Segundo o presidente da Associação Lisbonense de Proprietários (ALP), Luís Menezes Leitão, o BNA não está a funcionar com a celeridade desejável, mas, apesar disso, representa “um grande progresso em relação ao sistema anterior”.

“Regressar ao sistema anterior é paralisar completamente o processo de despejo e, com isso, quebrar a confiança dos proprietários em colocar as casas no mercado” de arrendamento, afirmou à Lusa o responsável da ALP.

Já o presidente da Associação dos Inquilinos Lisbonenses (AIL), Romão Lavadinho, disse que o BNA nunca deveria ter sido criado, advogando que “o despejo de qualquer inquilino por incumprimento deve ser tratado nos tribunais normais”.

“Juridicamente, qualquer despejo deve ser tratado por via judicial e não por via burocrática de uma qualquer entidade, neste caso chamada Balcão Nacional de Arrendamento, que considerámos sempre balcão nacional dos despejos”, reforçou Romão Lavadinho.

A funcionar desde janeiro de 2013 (altura em que PSD e CDS-PP estavam no Governo), o BNA foi criado para agilizar o despejo de inquilinos com rendas em atraso, tendo registado nos primeiros três anos 12.612 pedidos de despejo, dos quais 6.715 foram recusados. Em relação a 4.735 casos, foram emitidos títulos de desocupação.

A Lusa questionou o Ministério da Justiça sobre o número total de processos nos quatro anos de funcionamento e qual o futuro do BNA, mas ainda não obteve resposta.

Em agosto, o grupo de trabalho de Políticas de Habitação, Crédito Imobiliário e Tributação do Património Imobiliário, constituído por representes do Governo, do PS e do BE, propôs a extinção, por considerar que este serviço funciona como “um balcão de despejos”.

“O mercado de arrendamento não precisa de despejos, precisa é de ser promovido, ter agilidade e flexibilidade suficiente no sentido de poder, por um lado, garantir diretos aos senhorios, mas também aos inquilinos”, declarou à Lusa o deputado do BE Pedro Soares.

Questionado sobre se já existe data prevista para a extinção do BNA, o deputado bloquista disse que “ainda não”, referindo que, a partir de fevereiro, se pretende “apresentar iniciativas legislativas” nesse sentido.

“Desde a constituição [do BNA] que a associação de inquilinos vem, sempre, propondo que o Balcão devia ser extinto”, frisou o responsável da AIL, Romão Lavadinho.

No seu entender, “qualquer solução que vá nesse sentido é importante”.

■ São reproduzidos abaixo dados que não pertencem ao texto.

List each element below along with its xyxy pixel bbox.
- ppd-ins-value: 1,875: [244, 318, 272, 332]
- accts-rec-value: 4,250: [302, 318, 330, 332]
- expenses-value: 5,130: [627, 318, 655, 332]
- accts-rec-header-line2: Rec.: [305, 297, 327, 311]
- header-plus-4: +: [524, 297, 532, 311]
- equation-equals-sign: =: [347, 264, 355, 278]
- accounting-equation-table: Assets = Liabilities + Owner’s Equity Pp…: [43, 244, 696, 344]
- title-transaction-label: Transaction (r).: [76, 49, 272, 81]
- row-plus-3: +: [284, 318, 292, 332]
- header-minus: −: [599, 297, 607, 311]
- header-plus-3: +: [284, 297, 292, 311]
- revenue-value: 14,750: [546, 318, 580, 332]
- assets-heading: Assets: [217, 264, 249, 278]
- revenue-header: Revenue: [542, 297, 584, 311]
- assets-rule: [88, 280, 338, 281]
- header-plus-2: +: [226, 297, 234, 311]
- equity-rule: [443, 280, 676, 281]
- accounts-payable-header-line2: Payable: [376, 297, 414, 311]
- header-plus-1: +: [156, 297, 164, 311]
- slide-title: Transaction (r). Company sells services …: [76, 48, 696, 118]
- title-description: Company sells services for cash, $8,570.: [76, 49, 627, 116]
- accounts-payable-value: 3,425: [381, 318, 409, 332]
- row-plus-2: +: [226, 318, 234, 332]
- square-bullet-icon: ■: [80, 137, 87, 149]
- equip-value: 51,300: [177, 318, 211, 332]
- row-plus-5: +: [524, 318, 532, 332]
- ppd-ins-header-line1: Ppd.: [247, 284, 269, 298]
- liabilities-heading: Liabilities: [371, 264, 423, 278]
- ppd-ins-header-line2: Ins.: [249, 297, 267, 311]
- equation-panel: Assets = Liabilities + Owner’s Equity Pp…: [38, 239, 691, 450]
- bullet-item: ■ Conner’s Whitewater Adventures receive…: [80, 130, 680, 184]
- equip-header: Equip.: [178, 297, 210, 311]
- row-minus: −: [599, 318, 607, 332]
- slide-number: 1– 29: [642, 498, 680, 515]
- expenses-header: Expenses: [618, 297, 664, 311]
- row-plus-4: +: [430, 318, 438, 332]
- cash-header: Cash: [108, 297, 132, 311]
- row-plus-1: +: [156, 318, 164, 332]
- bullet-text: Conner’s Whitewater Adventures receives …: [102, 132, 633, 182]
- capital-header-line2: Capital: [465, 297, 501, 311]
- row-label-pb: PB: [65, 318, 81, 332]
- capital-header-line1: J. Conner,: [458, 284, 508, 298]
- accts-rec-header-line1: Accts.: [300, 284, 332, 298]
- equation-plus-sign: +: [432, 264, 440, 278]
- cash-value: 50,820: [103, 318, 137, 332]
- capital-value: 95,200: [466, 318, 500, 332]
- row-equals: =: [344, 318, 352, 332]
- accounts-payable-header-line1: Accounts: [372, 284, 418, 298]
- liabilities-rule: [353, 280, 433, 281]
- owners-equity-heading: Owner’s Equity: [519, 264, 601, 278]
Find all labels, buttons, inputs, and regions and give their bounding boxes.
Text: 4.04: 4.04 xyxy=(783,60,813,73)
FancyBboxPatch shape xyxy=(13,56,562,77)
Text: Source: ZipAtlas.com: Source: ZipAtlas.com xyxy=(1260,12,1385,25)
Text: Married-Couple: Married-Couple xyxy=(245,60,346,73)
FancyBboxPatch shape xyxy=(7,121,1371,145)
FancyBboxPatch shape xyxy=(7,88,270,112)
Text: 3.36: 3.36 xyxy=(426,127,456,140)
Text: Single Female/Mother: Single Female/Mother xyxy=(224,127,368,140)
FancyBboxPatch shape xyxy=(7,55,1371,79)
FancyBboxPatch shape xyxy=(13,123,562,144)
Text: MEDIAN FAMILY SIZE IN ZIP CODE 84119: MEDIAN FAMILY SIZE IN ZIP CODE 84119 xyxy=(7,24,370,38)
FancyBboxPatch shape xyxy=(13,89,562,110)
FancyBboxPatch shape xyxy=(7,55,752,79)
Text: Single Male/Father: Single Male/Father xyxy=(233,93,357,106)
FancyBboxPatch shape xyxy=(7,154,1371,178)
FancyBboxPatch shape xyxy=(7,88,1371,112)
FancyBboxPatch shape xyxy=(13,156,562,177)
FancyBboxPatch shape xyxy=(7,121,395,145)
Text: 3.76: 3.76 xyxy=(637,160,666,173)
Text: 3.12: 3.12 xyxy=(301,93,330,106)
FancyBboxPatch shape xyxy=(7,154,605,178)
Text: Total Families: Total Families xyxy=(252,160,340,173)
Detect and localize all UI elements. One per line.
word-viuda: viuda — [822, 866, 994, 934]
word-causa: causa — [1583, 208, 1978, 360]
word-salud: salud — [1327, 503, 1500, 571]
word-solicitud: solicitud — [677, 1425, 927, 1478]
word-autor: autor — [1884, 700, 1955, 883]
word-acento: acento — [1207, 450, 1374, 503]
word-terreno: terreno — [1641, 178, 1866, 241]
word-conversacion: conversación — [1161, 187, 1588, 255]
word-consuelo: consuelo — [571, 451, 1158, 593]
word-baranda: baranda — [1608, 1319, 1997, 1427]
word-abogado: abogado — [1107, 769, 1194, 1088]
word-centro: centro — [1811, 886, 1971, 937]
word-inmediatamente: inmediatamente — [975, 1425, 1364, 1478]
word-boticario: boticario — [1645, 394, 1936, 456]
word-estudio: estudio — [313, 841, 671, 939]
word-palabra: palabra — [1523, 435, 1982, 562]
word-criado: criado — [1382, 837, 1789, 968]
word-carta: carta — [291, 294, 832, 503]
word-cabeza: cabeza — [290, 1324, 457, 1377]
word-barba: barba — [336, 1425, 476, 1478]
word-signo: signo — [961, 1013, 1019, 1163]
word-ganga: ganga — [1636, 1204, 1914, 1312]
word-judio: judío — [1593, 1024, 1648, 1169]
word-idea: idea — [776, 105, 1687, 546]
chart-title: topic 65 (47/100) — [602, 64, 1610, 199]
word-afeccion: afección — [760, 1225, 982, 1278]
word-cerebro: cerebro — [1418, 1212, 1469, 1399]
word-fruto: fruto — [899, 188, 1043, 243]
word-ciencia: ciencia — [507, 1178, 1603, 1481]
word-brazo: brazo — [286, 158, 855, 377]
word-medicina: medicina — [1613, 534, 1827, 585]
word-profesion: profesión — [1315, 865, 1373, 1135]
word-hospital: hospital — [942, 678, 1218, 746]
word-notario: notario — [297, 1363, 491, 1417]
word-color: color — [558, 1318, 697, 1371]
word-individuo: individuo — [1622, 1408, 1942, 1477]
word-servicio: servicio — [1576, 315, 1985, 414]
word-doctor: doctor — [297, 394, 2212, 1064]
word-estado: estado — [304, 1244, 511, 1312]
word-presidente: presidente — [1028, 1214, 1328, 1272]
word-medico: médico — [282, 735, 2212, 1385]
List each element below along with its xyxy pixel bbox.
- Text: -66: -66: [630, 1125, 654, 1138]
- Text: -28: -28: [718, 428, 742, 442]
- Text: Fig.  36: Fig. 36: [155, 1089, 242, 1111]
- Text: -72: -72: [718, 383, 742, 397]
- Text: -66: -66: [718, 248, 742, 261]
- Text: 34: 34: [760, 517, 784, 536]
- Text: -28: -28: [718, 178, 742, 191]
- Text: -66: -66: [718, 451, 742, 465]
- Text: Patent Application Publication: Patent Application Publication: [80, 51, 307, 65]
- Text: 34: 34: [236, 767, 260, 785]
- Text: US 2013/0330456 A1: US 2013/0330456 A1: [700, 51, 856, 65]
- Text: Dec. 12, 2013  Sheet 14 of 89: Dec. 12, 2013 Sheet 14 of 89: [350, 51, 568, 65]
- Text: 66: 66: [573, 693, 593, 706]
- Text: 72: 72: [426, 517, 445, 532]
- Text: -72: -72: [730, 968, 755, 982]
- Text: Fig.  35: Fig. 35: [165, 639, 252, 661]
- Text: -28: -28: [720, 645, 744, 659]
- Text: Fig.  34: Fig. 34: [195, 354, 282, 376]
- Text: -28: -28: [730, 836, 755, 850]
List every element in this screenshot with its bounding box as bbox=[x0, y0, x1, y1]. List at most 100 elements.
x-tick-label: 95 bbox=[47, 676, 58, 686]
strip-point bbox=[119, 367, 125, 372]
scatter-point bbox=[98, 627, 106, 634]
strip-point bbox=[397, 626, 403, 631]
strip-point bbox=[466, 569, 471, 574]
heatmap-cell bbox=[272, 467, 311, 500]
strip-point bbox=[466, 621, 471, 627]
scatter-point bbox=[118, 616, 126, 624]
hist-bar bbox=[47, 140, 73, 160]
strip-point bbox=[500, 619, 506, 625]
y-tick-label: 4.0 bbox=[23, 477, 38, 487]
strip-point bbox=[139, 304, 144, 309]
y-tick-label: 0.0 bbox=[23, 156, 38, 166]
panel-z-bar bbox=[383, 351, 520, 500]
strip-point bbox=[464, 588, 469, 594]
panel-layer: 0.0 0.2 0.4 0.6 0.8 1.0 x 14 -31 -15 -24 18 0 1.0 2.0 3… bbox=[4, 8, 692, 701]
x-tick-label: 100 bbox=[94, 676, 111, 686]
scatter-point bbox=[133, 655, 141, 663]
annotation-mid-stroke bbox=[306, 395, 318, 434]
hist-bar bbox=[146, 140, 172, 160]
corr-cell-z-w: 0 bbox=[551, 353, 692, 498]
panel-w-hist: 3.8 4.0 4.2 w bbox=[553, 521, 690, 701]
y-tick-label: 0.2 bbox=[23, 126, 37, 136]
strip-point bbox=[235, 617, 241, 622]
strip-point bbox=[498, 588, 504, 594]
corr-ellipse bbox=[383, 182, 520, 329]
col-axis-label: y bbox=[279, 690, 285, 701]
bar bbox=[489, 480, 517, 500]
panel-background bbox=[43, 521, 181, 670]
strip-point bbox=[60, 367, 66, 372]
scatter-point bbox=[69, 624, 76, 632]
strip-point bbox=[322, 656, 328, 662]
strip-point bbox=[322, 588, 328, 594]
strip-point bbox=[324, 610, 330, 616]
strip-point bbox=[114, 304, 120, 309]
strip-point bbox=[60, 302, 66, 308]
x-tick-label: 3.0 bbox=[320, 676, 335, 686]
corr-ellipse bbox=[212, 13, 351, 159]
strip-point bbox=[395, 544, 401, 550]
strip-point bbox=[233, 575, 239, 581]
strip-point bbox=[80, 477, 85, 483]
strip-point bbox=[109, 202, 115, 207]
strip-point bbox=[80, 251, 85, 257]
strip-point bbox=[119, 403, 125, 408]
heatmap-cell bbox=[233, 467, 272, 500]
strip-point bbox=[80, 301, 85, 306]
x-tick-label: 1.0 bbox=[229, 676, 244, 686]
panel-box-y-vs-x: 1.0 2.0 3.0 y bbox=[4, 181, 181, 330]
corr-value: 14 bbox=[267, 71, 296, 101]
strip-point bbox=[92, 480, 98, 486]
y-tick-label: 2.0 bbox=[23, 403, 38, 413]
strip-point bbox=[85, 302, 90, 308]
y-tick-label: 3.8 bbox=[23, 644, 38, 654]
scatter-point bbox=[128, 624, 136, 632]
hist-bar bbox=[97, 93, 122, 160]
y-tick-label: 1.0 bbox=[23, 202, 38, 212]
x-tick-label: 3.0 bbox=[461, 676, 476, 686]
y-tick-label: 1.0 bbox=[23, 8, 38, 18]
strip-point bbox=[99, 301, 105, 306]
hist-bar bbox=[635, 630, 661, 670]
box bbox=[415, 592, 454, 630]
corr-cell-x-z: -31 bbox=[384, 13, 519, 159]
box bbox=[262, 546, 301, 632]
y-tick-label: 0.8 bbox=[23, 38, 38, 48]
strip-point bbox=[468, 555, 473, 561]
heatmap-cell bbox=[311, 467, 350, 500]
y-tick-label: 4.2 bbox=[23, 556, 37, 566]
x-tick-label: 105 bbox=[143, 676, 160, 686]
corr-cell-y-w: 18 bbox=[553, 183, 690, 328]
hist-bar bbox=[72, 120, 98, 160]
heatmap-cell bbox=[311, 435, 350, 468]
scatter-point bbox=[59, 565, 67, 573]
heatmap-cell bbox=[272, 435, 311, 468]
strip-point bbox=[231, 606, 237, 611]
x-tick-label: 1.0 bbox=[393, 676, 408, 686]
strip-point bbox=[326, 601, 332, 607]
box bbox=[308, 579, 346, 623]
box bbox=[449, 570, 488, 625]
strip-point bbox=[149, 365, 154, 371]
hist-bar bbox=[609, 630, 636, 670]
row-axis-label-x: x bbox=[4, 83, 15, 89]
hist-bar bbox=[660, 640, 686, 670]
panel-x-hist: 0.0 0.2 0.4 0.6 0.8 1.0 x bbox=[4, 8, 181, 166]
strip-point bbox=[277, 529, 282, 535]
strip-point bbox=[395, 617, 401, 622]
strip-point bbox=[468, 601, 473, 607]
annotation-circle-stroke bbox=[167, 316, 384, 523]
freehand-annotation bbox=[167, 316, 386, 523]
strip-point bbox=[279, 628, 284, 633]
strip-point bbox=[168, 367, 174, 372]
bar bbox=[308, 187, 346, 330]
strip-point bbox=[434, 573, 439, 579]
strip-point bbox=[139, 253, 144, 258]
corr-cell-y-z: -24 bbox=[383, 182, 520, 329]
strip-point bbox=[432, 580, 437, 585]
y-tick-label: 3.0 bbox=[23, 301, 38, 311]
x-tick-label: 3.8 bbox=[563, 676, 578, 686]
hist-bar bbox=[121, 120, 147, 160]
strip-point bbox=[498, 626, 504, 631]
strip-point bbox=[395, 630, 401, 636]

Para o representante dos proprietários Luís Menezes Leitão, o sistema do Balcão é “insuficiente” desde o início, porque “poderia ser arranjada uma forma mais expedita de fazer o processo dos despejos”.

No entanto, “não há dúvida de que o Balcão representou um progresso relativamente ao sistema anterior”, afirmou o presidente da ALP, argumentando que o BNA permitiu “agilizar os despejos, uma vez que antes o que se passava é que os inquilinos ficavam anos nos imóveis sem pagar as rendas e sem haver qualquer perspetiva de obter uma decisão de despejo”.

Sobre a proposta de extinção do BNA, Menezes Leitão considerou que “é uma medida completamente insensata” e que vai voltar a “tornar completamente inviável o processo de despejo”.

“Já está a haver uma grande retração do arrendamento em consequência de os proprietários estarem a perder a confiança no mercado, devido às medidas que o Governo e os partidos da esquerda todos os dias anunciam. Se vier a extinção do Balcão Nacional de Arrendamento, estamos convencidos de que muito poucos proprietários colocarão as casas no mercado para arrendar, porque o risco será muito grande”, alertou o representante da ALP.